10k users is by no means small!

DRZ · 8 Sep 2013 at 22:13

I think that entirely depends on a few factors and it influences the way you think about it. I've worked with more than 10,000 users in a city size area with more than 100 sites - that's a very different proposition to a global organisation with pockets of users ranging from less than 5 to more than 2,000. The latter is a different challenge to the former (and I personally prefer it because it means I get to jet all over the world!

)

This also depends on how you classify users. I just count users as internal resources that I need to keep fed and watered to perform their job. That is the side of what we do that I tend to (as a part of our global team, of course). What I'm not directly responsible for is the millions upon millions of people that use our services every single day. It would be unrealistic to suggest that they made up our "user count" but they do matter!

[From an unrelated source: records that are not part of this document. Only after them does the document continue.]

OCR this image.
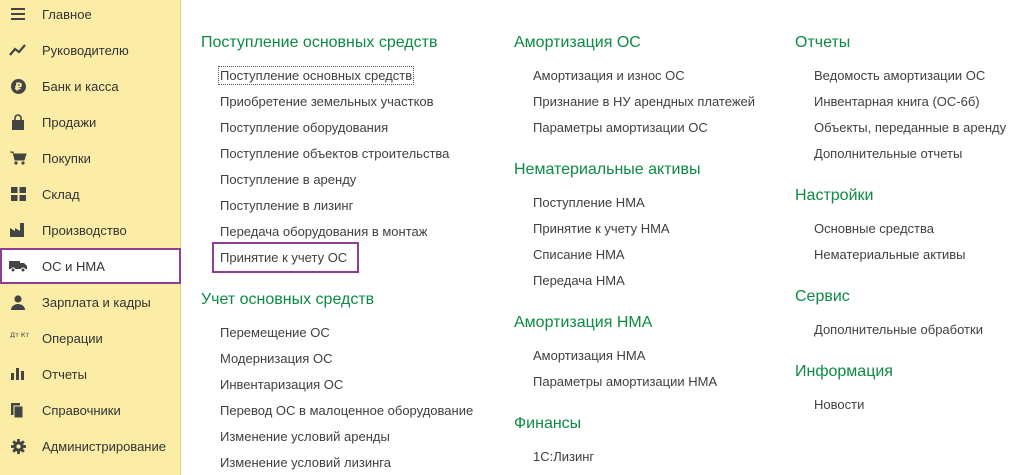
Главное
Руководителю
₽ Банк и касса
Продажи
Покупки
Склад
Производство
ОС и НМА
Зарплата и кадры
Дт Кт Операции
Отчеты
Справочники
Администрирование
Поступление основных средств
Поступление основных средств
Приобретение земельных участков
Поступление оборудования
Поступление объектов строительства
Поступление в аренду
Поступление в лизинг
Передача оборудования в монтаж
Принятие к учету ОС
Учет основных средств
Перемещение ОС
Модернизация ОС
Инвентаризация ОС
Перевод ОС в малоценное оборудование
Изменение условий аренды
Изменение условий лизинга
Амортизация ОС
Амортизация и износ ОС
Признание в НУ арендных платежей
Параметры амортизации ОС
Нематериальные активы
Поступление НМА
Принятие к учету НМА
Списание НМА
Передача НМА
Амортизация НМА
Амортизация НМА
Параметры амортизации НМА
Финансы
1С:Лизинг
Отчеты
Ведомость амортизации ОС
Инвентарная книга (ОС-6б)
Объекты, переданные в аренду
Дополнительные отчеты
Настройки
Основные средства
Нематериальные активы
Сервис
Дополнительные обработки
Информация
Новости
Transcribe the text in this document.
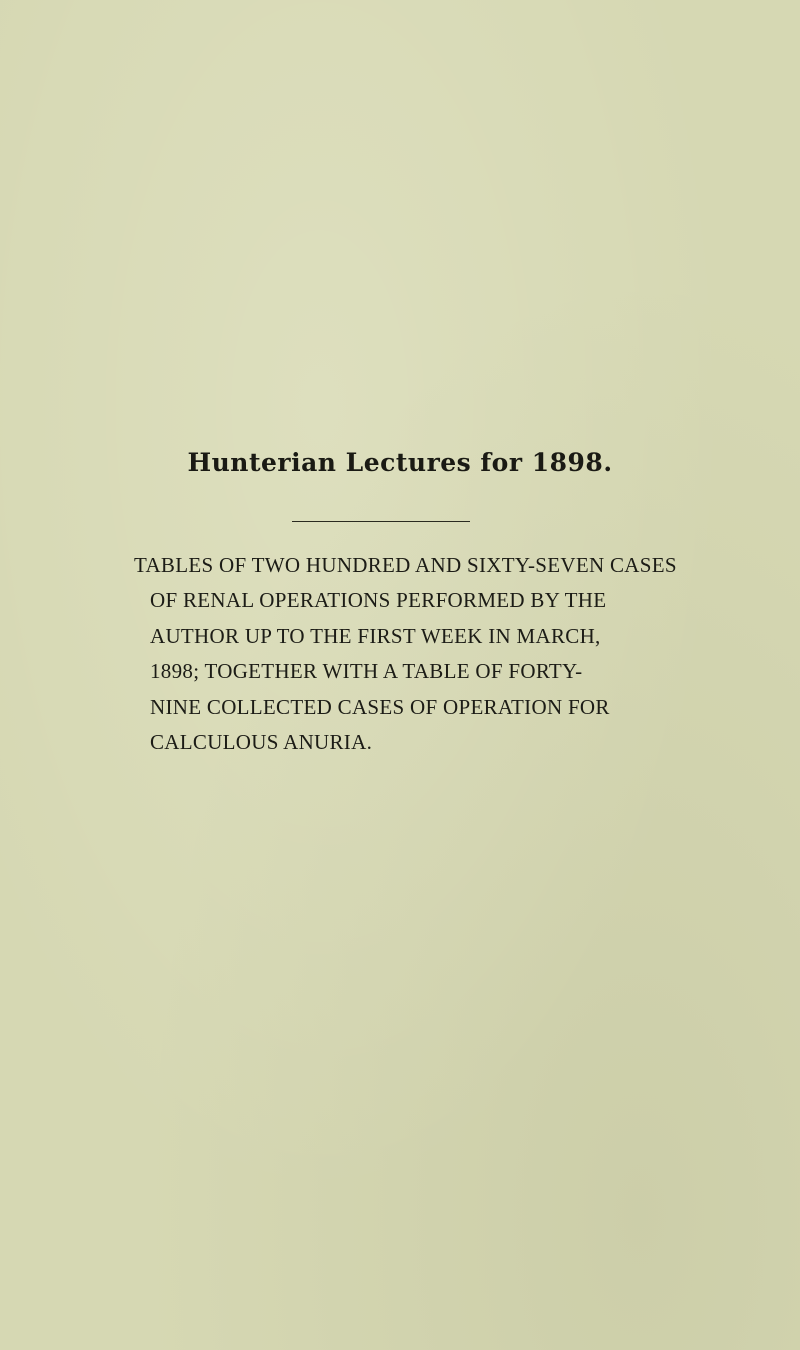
Hunterian Lectures for 1898.
TABLES OF TWO HUNDRED AND SIXTY-SEVEN CASES
OF RENAL OPERATIONS PERFORMED BY THE
AUTHOR UP TO THE FIRST WEEK IN MARCH,
1898; TOGETHER WITH A TABLE OF FORTY-
NINE COLLECTED CASES OF OPERATION FOR
CALCULOUS ANURIA.
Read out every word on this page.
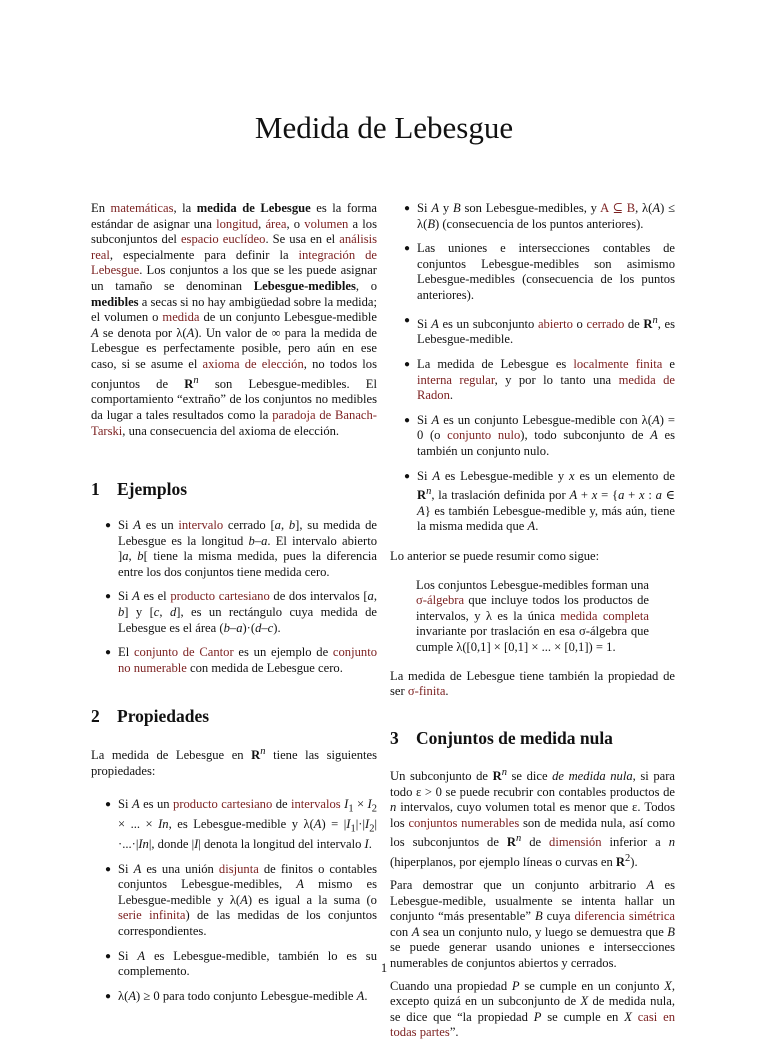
Medida de Lebesgue

En matemáticas, la medida de Lebesgue es la forma estándar de asignar una longitud, área, o volumen a los subconjuntos del espacio euclídeo. Se usa en el análisis real, especialmente para definir la integración de Lebesgue. Los conjuntos a los que se les puede asignar un tamaño se denominan Lebesgue-medibles, o medibles a secas si no hay ambigüedad sobre la medida; el volumen o medida de un conjunto Lebesgue-medible A se denota por λ(A). Un valor de ∞ para la medida de Lebesgue es perfectamente posible, pero aún en ese caso, si se asume el axioma de elección, no todos los conjuntos de $R^n$ son Lebesgue-medibles. El comportamiento “extraño” de los conjuntos no medibles da lugar a tales resultados como la paradoja de Banach-Tarski, una consecuencia del axioma de elección.

1 Ejemplos
● Si A es un intervalo cerrado [a, b], su medida de Lebesgue es la longitud b–a. El intervalo abierto ]a, b[ tiene la misma medida, pues la diferencia entre los dos conjuntos tiene medida cero.
● Si A es el producto cartesiano de dos intervalos [a, b] y [c, d], es un rectángulo cuya medida de Lebesgue es el área (b–a)·(d–c).
● El conjunto de Cantor es un ejemplo de conjunto no numerable con medida de Lebesgue cero.
2 Propiedades

La medida de Lebesgue en $R^n$ tiene las siguientes propiedades:

● Si A es un producto cartesiano de intervalos $I_1 \times I_2$ × ... × In, es Lebesgue-medible y $\lambda(A) = |I_1|\cdot|I_2|\cdot...\cdot|In|$, donde |I| denota la longitud del intervalo I.
● Si A es una unión disjunta de finitos o contables conjuntos Lebesgue-medibles, A mismo es Lebesgue-medible y λ(A) es igual a la suma (o serie infinita) de las medidas de los conjuntos correspondientes.
● Si A es Lebesgue-medible, también lo es su complemento.
● λ(A) ≥ 0 para todo conjunto Lebesgue-medible A.
● Si A y B son Lebesgue-medibles, y A ⊆ B, λ(A) ≤ λ(B) (consecuencia de los puntos anteriores).
● Las uniones e intersecciones contables de conjuntos Lebesgue-medibles son asimismo Lebesgue-medibles (consecuencia de los puntos anteriores).
● Si A es un subconjunto abierto o cerrado de $R^n$, es Lebesgue-medible.
● La medida de Lebesgue es localmente finita e interna regular, y por lo tanto una medida de Radon.
● Si A es un conjunto Lebesgue-medible con λ(A) = 0 (o conjunto nulo), todo subconjunto de A es también un conjunto nulo.
● Si A es Lebesgue-medible y x es un elemento de $R^n$, la traslación definida por A + x = {a + x : a ∈ A} es también Lebesgue-medible y, más aún, tiene la misma medida que A.

Lo anterior se puede resumir como sigue:

Los conjuntos Lebesgue-medibles forman una σ-álgebra que incluye todos los productos de intervalos, y λ es la única medida completa invariante por traslación en esa σ-álgebra que cumple λ([0,1] × [0,1] × ... × [0,1]) = 1.

La medida de Lebesgue tiene también la propiedad de ser σ-finita.

3 Conjuntos de medida nula

Un subconjunto de $R^n$ se dice de medida nula, si para todo ε > 0 se puede recubrir con contables productos de n intervalos, cuyo volumen total es menor que ε. Todos los conjuntos numerables son de medida nula, así como los subconjuntos de $R^n$ de dimensión inferior a n (hiperplanos, por ejemplo líneas o curvas en $R^2$).

Para demostrar que un conjunto arbitrario A es Lebesgue-medible, usualmente se intenta hallar un conjunto “más presentable” B cuya diferencia simétrica con A sea un conjunto nulo, y luego se demuestra que B se puede generar usando uniones e intersecciones numerables de conjuntos abiertos y cerrados.

Cuando una propiedad P se cumple en un conjunto X, excepto quizá en un subconjunto de X de medida nula, se dice que “la propiedad P se cumple en X casi en todas partes”.

1
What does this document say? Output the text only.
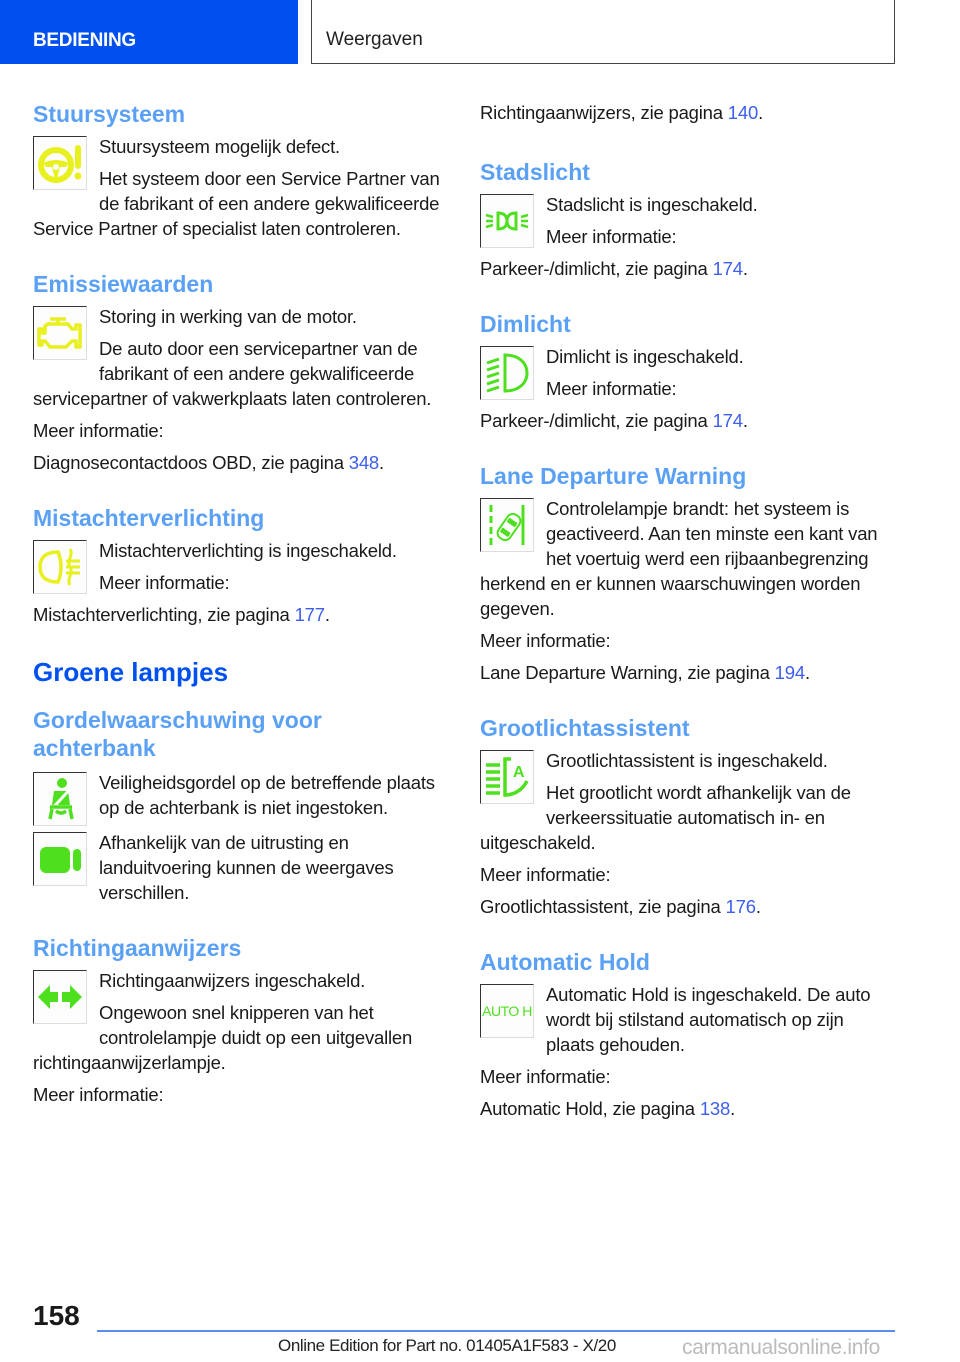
BEDIENING	Weergaven
Stuursysteem

Stuursysteem mogelijk defect.

Het systeem door een Service Partner van de fabrikant of een andere gekwalificeerde Service Partner of specialist laten controleren.

Emissiewaarden

Storing in werking van de motor.

De auto door een servicepartner van de fabrikant of een andere gekwalificeerde servicepartner of vakwerkplaats laten controleren.

Meer informatie:

Diagnosecontactdoos OBD, zie pagina 348.

Mistachterverlichting

Mistachterverlichting is ingeschakeld.

Meer informatie:

Mistachterverlichting, zie pagina 177.

Groene lampjes
Gordelwaarschuwing voor achterbank

Veiligheidsgordel op de betreffende plaats op de achterbank is niet ingestoken.

Afhankelijk van de uitrusting en landuitvoering kunnen de weergaves verschillen.

Richtingaanwijzers

Richtingaanwijzers ingeschakeld.

Ongewoon snel knipperen van het controlelampje duidt op een uitgevallen richtingaanwijzerlampje.

Meer informatie:

Richtingaanwijzers, zie pagina 140.

Stadslicht

Stadslicht is ingeschakeld.

Meer informatie:

Parkeer-/dimlicht, zie pagina 174.

Dimlicht

Dimlicht is ingeschakeld.

Meer informatie:

Parkeer-/dimlicht, zie pagina 174.

Lane Departure Warning

Controlelampje brandt: het systeem is geactiveerd. Aan ten minste een kant van het voertuig werd een rijbaanbegrenzing herkend en er kunnen waarschuwingen worden gegeven.

Meer informatie:

Lane Departure Warning, zie pagina 194.

Grootlichtassistent
A

Grootlichtassistent is ingeschakeld.

Het grootlicht wordt afhankelijk van de verkeerssituatie automatisch in- en uitgeschakeld.

Meer informatie:

Grootlichtassistent, zie pagina 176.

Automatic Hold
AUTO H

Automatic Hold is ingeschakeld. De auto wordt bij stilstand automatisch op zijn plaats gehouden.

Meer informatie:

Automatic Hold, zie pagina 138.

158
Online Edition for Part no. 01405A1F583 - X/20	carmanualsonline.info
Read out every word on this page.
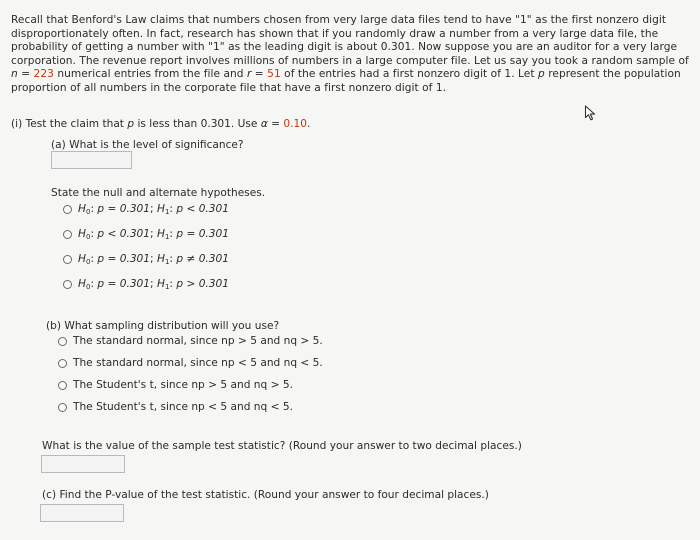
Recall that Benford's Law claims that numbers chosen from very large data files tend to have "1" as the first nonzero digit disproportionately often. In fact, research has shown that if you randomly draw a number from a very large data file, the probability of getting a number with "1" as the leading digit is about 0.301. Now suppose you are an auditor for a very large corporation. The revenue report involves millions of numbers in a large computer file. Let us say you took a random sample of n = 223 numerical entries from the file and r = 51 of the entries had a first nonzero digit of 1. Let p represent the population proportion of all numbers in the corporate file that have a first nonzero digit of 1.

(i) Test the claim that p is less than 0.301. Use α = 0.10.
(a) What is the level of significance?
State the null and alternate hypotheses.
$H_0$: p = 0.301; $H_1$: p < 0.301
$H_0$: p < 0.301; $H_1$: p = 0.301
$H_0$: p = 0.301; $H_1$: p ≠ 0.301
$H_0$: p = 0.301; $H_1$: p > 0.301
(b) What sampling distribution will you use?
The standard normal, since np > 5 and nq > 5.
The standard normal, since np < 5 and nq < 5.
The Student's t, since np > 5 and nq > 5.
The Student's t, since np < 5 and nq < 5.
What is the value of the sample test statistic? (Round your answer to two decimal places.)
(c) Find the P-value of the test statistic. (Round your answer to four decimal places.)
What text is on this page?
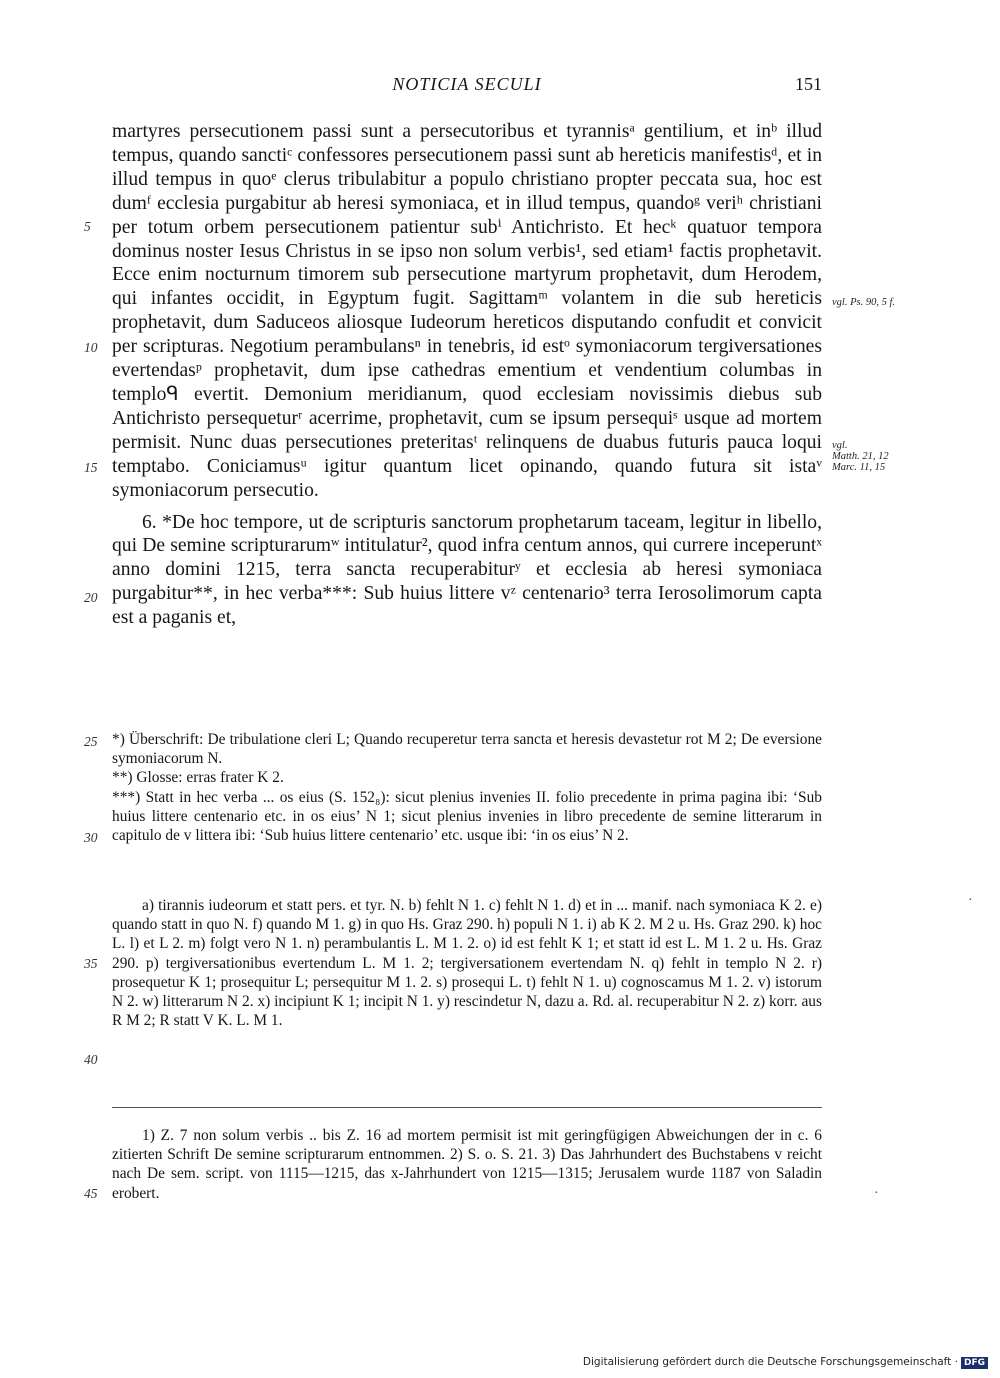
NOTICIA SECULI	151

martyres persecutionem passi sunt a persecutoribus et tyrannisᵃ gentilium, et inᵇ illud tempus, quando sanctiᶜ confessores persecutionem passi sunt ab hereticis manifestisᵈ, et in illud tempus in quoᵉ clerus tribulabitur a populo christiano propter peccata sua, hoc est dumᶠ ecclesia purgabitur ab heresi symoniaca, et in illud tempus, quandoᵍ veriʰ christiani per totum orbem persecutionem patientur subⁱ Antichristo. Et hecᵏ quatuor tempora dominus noster Iesus Christus in se ipso non solum verbis¹, sed etiam¹ factis prophetavit. Ecce enim nocturnum timorem sub persecutione martyrum prophetavit, dum Herodem, qui infantes occidit, in Egyptum fugit. Sagittamᵐ volantem in die sub hereticis prophetavit, dum Saduceos aliosque Iudeorum hereticos disputando confudit et convicit per scripturas. Negotium perambulansⁿ in tenebris, id estᵒ symoniacorum tergiversationes evertendasᵖ prophetavit, dum ipse cathedras ementium et vendentium columbas in temploᑫ evertit. Demonium meridianum, quod ecclesiam novissimis diebus sub Antichristo persequeturʳ acerrime, prophetavit, cum se ipsum persequiˢ usque ad mortem permisit. Nunc duas persecutiones preteritasᵗ relinquens de duabus futuris pauca loqui temptabo. Coniciamusᵘ igitur quantum licet opinando, quando futura sit istaᵛ symoniacorum persecutio.

6. *De hoc tempore, ut de scripturis sanctorum prophetarum taceam, legitur in libello, qui De semine scripturarumʷ intitulatur², quod infra centum annos, qui currere inceperuntˣ anno domini 1215, terra sancta recuperabiturʸ et ecclesia ab heresi symoniaca purgabitur**, in hec verba***: Sub huius littere vᶻ centenario³ terra Ierosolimorum capta est a paganis et,

5
10
15
20
25
30
35
40
45
vgl. Ps. 90, 5 f.
vgl.
Matth. 21, 12
Marc. 11, 15

*) Überschrift: De tribulatione cleri L; Quando recuperetur terra sancta et heresis devastetur rot M 2; De eversione symoniacorum N.

**) Glosse: erras frater K 2.

***) Statt in hec verba ... os eius (S. 152₈): sicut plenius invenies II. folio precedente in prima pagina ibi: ‘Sub huius littere centenario etc. in os eius’ N 1; sicut plenius invenies in libro precedente de semine litterarum in capitulo de v littera ibi: ‘Sub huius littere centenario’ etc. usque ibi: ‘in os eius’ N 2.

a) tirannis iudeorum et statt pers. et tyr. N. b) fehlt N 1. c) fehlt N 1. d) et in ... manif. nach symoniaca K 2. e) quando statt in quo N. f) quando M 1. g) in quo Hs. Graz 290. h) populi N 1. i) ab K 2. M 2 u. Hs. Graz 290. k) hoc L. l) et L 2. m) folgt vero N 1. n) perambulantis L. M 1. 2. o) id est fehlt K 1; et statt id est L. M 1. 2 u. Hs. Graz 290. p) tergiversationibus evertendum L. M 1. 2; tergiversationem evertendam N. q) fehlt in templo N 2. r) prosequetur K 1; prosequitur L; persequitur M 1. 2. s) prosequi L. t) fehlt N 1. u) cognoscamus M 1. 2. v) istorum N 2. w) litterarum N 2. x) incipiunt K 1; incipit N 1. y) rescindetur N, dazu a. Rd. al. recuperabitur N 2. z) korr. aus R M 2; R statt V K. L. M 1.

1) Z. 7 non solum verbis .. bis Z. 16 ad mortem permisit ist mit geringfügigen Abweichungen der in c. 6 zitierten Schrift De semine scripturarum entnommen. 2) S. o. S. 21. 3) Das Jahrhundert des Buchstabens v reicht nach De sem. script. von 1115—1215, das x-Jahrhundert von 1215—1315; Jerusalem wurde 1187 von Saladin erobert.

·
·
Digitalisierung gefördert durch die Deutsche Forschungsgemeinschaft · DFG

Yamahahahahaha · 8 Sep 2013 at 23:40

Small is under 100 users. Small - Medium can vary from 100+ to 250+ users. Enterprise is 1000+ users.

We haven't got anything that means looking after more than a few thousand yet. The contracts we have had come up in the five figures of users tend to be uneconomical because they want to cut lots of unusual corners that only a few vendors in the market can actually fill. Good luck to them if they think they can get away with it, but for my perspective it's more hassle to take them on than not. Plus you end up doing more and more to please these clients who can sink the company by not paying up on time, it's not worth the risk for the relatively small upside.

The other problem with these kind of contracts is that if one of the huge competitors (Microsoft Azure etc.) come up with an exact fit for what they need, it will be cheaper than what we can offer and they will be out the door as soon as the contract is over - again not worth the risk or smallish margins. Our margins come from value-add work, which is our bread and butter, not tier 1 and 2 tech support for end users.